“Can the past press closer than the present? Who is a daughter without a mother?” ~ from “Handful of Dirt,” Borrowed Names by Jeannine Atkins.
Alice Vanderbear reads to her daughter, Fluffy.
I’m absolutely thrilled to be wishing dear friend, Jeannine Atkins, a very Happy Book Birthday! Borrowed Names: Poems about Laura Ingalls Wilder, Madam C.J. Walker, Marie Curie, and Their Daughters (Henry Holt, 2010), is officially out today!

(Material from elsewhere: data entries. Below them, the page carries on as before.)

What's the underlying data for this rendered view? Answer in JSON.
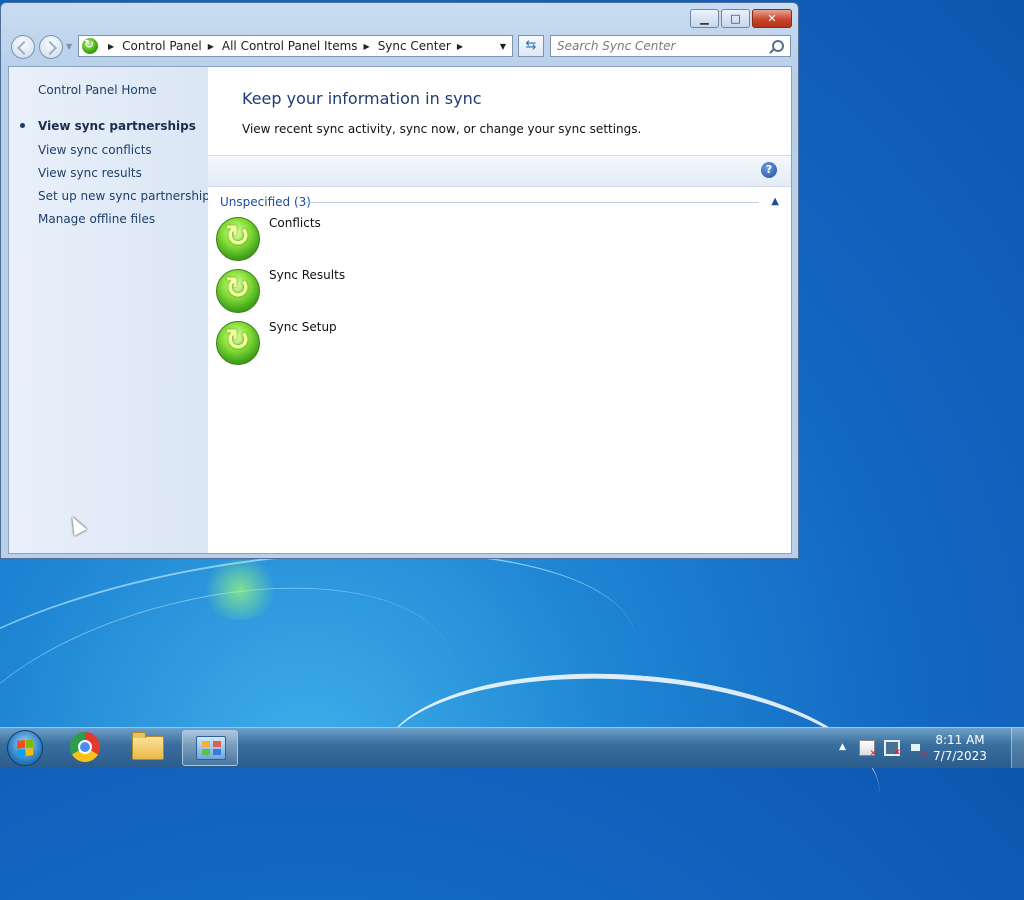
{
  "window": {
    "caption_buttons": {
      "minimize": "▁",
      "maximize": "□",
      "close": "✕"
    },
    "address": {
      "crumbs": [
        "Control Panel",
        "All Control Panel Items",
        "Sync Center"
      ],
      "separator": "▶",
      "dropdown": "▼"
    },
    "refresh_glyph": "⇆",
    "search": {
      "placeholder": "Search Sync Center"
    }
  },
  "sidebar": {
    "home": "Control Panel Home",
    "links": [
      {
        "label": "View sync partnerships",
        "active": true
      },
      {
        "label": "View sync conflicts"
      },
      {
        "label": "View sync results"
      },
      {
        "label": "Set up new sync partnerships"
      },
      {
        "label": "Manage offline files"
      }
    ]
  },
  "main": {
    "title": "Keep your information in sync",
    "description": "View recent sync activity, sync now, or change your sync settings.",
    "help_glyph": "?",
    "group": {
      "label": "Unspecified (3)",
      "collapse_glyph": "▲"
    },
    "items": [
      {
        "label": "Conflicts"
      },
      {
        "label": "Sync Results"
      },
      {
        "label": "Sync Setup"
      }
    ]
  },
  "taskbar": {
    "apps": [
      "start",
      "chrome",
      "explorer",
      "control-panel"
    ],
    "tray_arrow": "▲",
    "clock": {
      "time": "8:11 AM",
      "date": "7/7/2023"
    }
  },
  "colors": {
    "link": "#1e3f6b",
    "title": "#1f3c75",
    "group": "#1b4d9c",
    "close_button": "#c9462c"
  }
}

Though this is Jeannine’s first book of poetry, Borrowed Names is by no means her first book. She’s published a number of collective biographies and picture books about other notable women, including, Anne Hutchinson’s Way (FSG, 2007), Wings and Rockets: The Story of Women in Air and Space (FSG, 2003), How High Can We Climb?: The Story of Women Explorers (FSG, 2005), and Girls Who Looked Under Rocks: The Lives of Six Pioneering Naturalists (Dawn, 2000).
Borrowed Names is unlike anything I’ve ever read before. The poems are absolutely exquisite, far-reaching, quietly powerful, and undeniably moving — they reveal a poet with a rare, discerning sensibility and wickedly keen insight who, with just a few deft strokes, is able to paint riveting, multi-layered emotional landscapes.
Laura Ingalls Wilder and Rose Wilder Lane.
Focusing on the mother-daughter relationships of three extraordinary women born in the same year (1867) is both highly original and endlessly fascinating. Though Wilder, Walker, and Curie came from vastly different backgrounds and made their mark in distinctly different ways, they were all fiercely independent women who shared an unwavering devotion to work and family. Despite numerous personal, social, and economic challenges, they all raised remarkable daughters in a rapidly changing world.